Başbakan Yardımcısı Ve Hükumet Sözcüsü Numan Kurtulmuş Açıklaması

Başbakan Yardımcısı ve Hükumet Sözcüsü Numan Kurtulmuş, Suriye rejiminin İdlib’de kimyasal silah kullanmasının savaş suçu olduğunu söyledi.

Başbakan Yardımcısı Ve Hükumet Sözcüsü Numan Kurtulmuş Açıklaması
Referandum çalışmaları kapsamında Ordu’nun Kumru ilçesinde düzenlenen mitingde konuşan Başbakan Yardımcısı Numan Kurtulmuş, İdlib’de kimyasal silah kullanmasına sert tepki gösterdi. Rusya’nın büyük bir sınavla karşı karşıya olduğunu belirten Kurtulmuş, “İdlib’de kimyasal silah kullandılar, halkın üzerine kimyasal silah attılar. Kimyasal silah kullanmak savaş suçudur. BM Güvenlik Konseyi bugün toplanacak. Bakalım izleyeceğiz. BM Güvenlik Konseyi ‘evet bu bir savaş suçudur’ dese bile 5 tane ülkeden biri Rusya. Onun için dünya beşten büyüktür diyoruz. Rusya kalkıp rejime arka çıkarsa geçmiş olsun. Hiç bir şekilde Suriye’ye karşı yaptırım uygulayamazsınız. Bu ne demektir öldür öldürebildiğin kadar, at kimyasal silahını atabildiğin kadar demektir. İnşallah böyle bir karar almazlar” dedi.

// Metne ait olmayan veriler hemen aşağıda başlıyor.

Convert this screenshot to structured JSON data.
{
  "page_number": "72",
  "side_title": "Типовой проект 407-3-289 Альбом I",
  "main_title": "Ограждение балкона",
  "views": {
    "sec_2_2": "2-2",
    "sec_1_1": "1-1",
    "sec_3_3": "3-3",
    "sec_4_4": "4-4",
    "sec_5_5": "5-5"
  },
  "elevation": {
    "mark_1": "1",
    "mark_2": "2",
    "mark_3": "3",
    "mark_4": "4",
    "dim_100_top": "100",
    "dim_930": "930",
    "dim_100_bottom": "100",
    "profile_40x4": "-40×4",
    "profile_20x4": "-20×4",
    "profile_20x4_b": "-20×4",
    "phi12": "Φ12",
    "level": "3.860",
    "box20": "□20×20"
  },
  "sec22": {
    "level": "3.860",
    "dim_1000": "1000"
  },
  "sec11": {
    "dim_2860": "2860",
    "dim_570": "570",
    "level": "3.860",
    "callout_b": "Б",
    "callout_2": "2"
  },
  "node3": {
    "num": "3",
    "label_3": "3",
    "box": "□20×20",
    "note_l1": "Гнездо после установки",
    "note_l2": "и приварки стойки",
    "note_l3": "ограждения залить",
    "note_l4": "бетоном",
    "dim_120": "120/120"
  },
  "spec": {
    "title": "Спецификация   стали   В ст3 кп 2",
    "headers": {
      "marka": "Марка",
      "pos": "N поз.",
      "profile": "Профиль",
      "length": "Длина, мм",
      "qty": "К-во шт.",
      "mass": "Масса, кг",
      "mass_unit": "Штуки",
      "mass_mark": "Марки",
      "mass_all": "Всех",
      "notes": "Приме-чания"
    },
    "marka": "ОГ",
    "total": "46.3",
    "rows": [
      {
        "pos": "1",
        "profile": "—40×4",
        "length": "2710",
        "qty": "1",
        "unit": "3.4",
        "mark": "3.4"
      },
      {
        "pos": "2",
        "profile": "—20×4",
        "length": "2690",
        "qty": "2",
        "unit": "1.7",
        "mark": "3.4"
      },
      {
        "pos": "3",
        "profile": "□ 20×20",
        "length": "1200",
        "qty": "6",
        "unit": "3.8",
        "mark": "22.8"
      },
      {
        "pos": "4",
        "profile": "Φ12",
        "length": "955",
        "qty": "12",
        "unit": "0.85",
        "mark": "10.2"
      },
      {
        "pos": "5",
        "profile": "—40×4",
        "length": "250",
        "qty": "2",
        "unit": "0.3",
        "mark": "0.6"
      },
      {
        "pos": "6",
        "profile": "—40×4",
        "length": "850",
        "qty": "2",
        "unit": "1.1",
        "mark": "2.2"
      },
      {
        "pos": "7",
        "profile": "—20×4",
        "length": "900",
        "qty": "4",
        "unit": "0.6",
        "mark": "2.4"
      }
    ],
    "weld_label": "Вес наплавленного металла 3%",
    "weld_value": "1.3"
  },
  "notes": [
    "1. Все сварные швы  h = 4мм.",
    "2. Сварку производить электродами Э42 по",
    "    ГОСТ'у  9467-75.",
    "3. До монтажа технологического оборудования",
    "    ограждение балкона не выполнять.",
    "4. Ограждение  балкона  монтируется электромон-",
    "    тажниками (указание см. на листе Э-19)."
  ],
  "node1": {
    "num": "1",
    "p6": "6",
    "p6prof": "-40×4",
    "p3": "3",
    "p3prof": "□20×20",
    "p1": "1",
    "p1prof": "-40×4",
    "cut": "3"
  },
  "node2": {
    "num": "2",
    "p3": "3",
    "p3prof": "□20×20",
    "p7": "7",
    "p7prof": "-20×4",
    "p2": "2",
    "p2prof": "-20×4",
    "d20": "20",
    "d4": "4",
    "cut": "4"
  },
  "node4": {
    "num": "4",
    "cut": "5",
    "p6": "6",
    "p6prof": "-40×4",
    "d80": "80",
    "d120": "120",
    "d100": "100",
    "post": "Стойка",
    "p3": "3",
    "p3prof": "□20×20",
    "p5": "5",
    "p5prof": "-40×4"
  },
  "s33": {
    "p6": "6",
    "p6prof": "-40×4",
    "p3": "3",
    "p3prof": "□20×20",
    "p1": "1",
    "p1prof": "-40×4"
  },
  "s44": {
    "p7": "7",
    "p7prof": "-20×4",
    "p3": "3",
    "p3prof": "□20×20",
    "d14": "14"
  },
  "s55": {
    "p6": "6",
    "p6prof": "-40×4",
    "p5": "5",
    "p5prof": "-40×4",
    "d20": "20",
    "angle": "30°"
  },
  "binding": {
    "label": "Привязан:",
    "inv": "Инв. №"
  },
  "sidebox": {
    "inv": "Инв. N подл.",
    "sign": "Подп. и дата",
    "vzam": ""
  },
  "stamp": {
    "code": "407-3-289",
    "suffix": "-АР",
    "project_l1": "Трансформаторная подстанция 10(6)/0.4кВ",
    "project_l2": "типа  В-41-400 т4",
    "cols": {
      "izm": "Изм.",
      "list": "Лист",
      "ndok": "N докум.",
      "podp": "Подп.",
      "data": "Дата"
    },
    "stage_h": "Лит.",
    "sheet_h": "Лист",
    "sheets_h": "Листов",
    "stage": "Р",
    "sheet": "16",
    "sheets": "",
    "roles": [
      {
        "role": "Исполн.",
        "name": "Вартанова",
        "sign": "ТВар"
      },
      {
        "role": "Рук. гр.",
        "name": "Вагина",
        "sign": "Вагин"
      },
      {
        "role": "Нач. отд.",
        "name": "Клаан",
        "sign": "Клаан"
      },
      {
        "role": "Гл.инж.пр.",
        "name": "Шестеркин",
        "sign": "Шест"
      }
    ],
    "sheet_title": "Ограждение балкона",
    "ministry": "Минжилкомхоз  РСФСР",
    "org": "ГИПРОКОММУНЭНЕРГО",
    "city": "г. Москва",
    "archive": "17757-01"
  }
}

“CHP’liler şirazeden çıktı”

16 Nisan’da yapılacak referandum sürecini değerlendiren Kurtulmuş, evet oylarının giderek yükseldiğini, bunu gören CHP ve hayırcı kesimin şirazeden çıktığını savundu. CHP Genel Başkanı Kılıçdaroğlu’nu eleştiren Kurtulmuş, “Her gün evet oyları yükseliyor. Hayır cephesi de haliyle geriliyor. Hayır cephesi geriledikçe dışarıdan destek geliyor. Hayır cephesi geriledikçe Kılıçdaroğlu ve CHP’lilerin ayarı bozuluyor, şirazeden çıkıyorlar” diye konuştu.



“Türkiye’de CHP’den hiç Cumhurbaşkanı çıkmaz”

Kurtulmuş, şöyle konuştu: “Kılıçoğlu şöyle düşünüyor: Nasıl olsa orada hep Cumhurbaşkanlığı koltuğunda Tayyip Erdoğan oturacak. Tayyip Erdoğan’dan sonra yine bunlara benzer birisi gelecek diye düşünüyor. Hiç CHP’li birisinin Cumhurbaşkanı olacağına inanmıyor. Neden olmaz, Çünkü Türkiye’nin sosyolojisi buna müsaade etmez. Her zaman söyledik. Cumhurbaşkanını halk seçmeye devam ettiği sürece bu milletin çarşısından pazarından geçmeyen, bu milletin camisiyle mescidiyle ilgisi olmayan, bu milletin tarihini kültürünü bilmeyen, bu milletin sevinçlerini paylaşıp, tasalarını, kederlerini dipleyip dertlenmeyen yani millet gibi düşünmeyen, millet gibi yaşamayan hiç kimse bu ülkede Cumhurbaşkanı olamaz.”